Flashback
Today is Saturday, Aug. 20, the 232nd day of 2005. There are 133 days left in the year.
Today’s Highlight in History: On Aug. 20, 1968, the Soviet Union and other Warsaw Pact nations began invading Czechoslovakia to crush the “Prague Spring” liberalization drive of Alexander Dubcek’s regime.
Ten years ago: In northern India, 348 people were killed when a passenger train rammed another that had stopped on the tracks after hitting a cow. The remnants of an American peace delegation headed home from Bosnia-Herzegovina with the bodies of three diplomats killed in an accident.
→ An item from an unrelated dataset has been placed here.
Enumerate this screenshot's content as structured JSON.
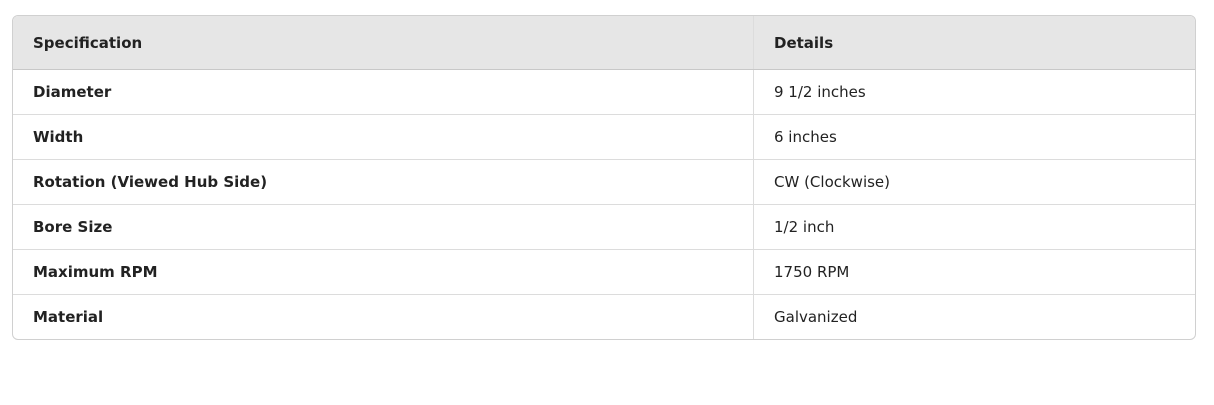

Five years ago: Verizon Communications and unions representing 50,000 workers reached a tentative agreement on a new three-year-contract as a two-week strike neared an end. Tiger Woods won the PGA Championship in a playoff over Bob May, becoming the first player since Ben Hogan in 1953 to win three majors in one year.
One year ago: Democrats labored to deflect attacks on John Kerry’s war record with fresh television ads touting his fitness for national command. In Athens, Michael Phelps matched Mark Spitz’s record of four individual gold medals in the Olympic pool with a stirring comeback in the 100-meter butterfly, then removed himself from further competition.
On this date:
In 1833, Benjamin Harrison, the 23rd president of the United States, was born in North Bend, Ohio.
In 1866, President Andrew Johnson formally declared the Civil War over, months after the fighting had stopped.
In 1914, German forces occupied Brussels, Belgium, during World War I.
In 1918, Britain opened its offensive on the Western front during World War I.
In 1940, British Prime Minister Winston Churchill paid tribute to the Royal Air Force, saying, “Never in the field of human conflict was so much owed by so many to so few.”
In 1953, the Soviet Union publicly acknowledged it had tested a hydrogen bomb.
In 1955, hundreds of people were killed in anti-French rioting in Morocco and Algeria.
In 1964, President Johnson signed a nearly $1 billion anti-poverty measure.
In 1977, the U.S. launched Voyager II, an unmanned spacecraft carrying a 12-inch copper phonograph record containing greetings in dozens of languages, samples of music and sounds of nature.
In 1994, Benjamin Chavis Jr. was fired as head of the NAACP after a turbulent 16-month tenure.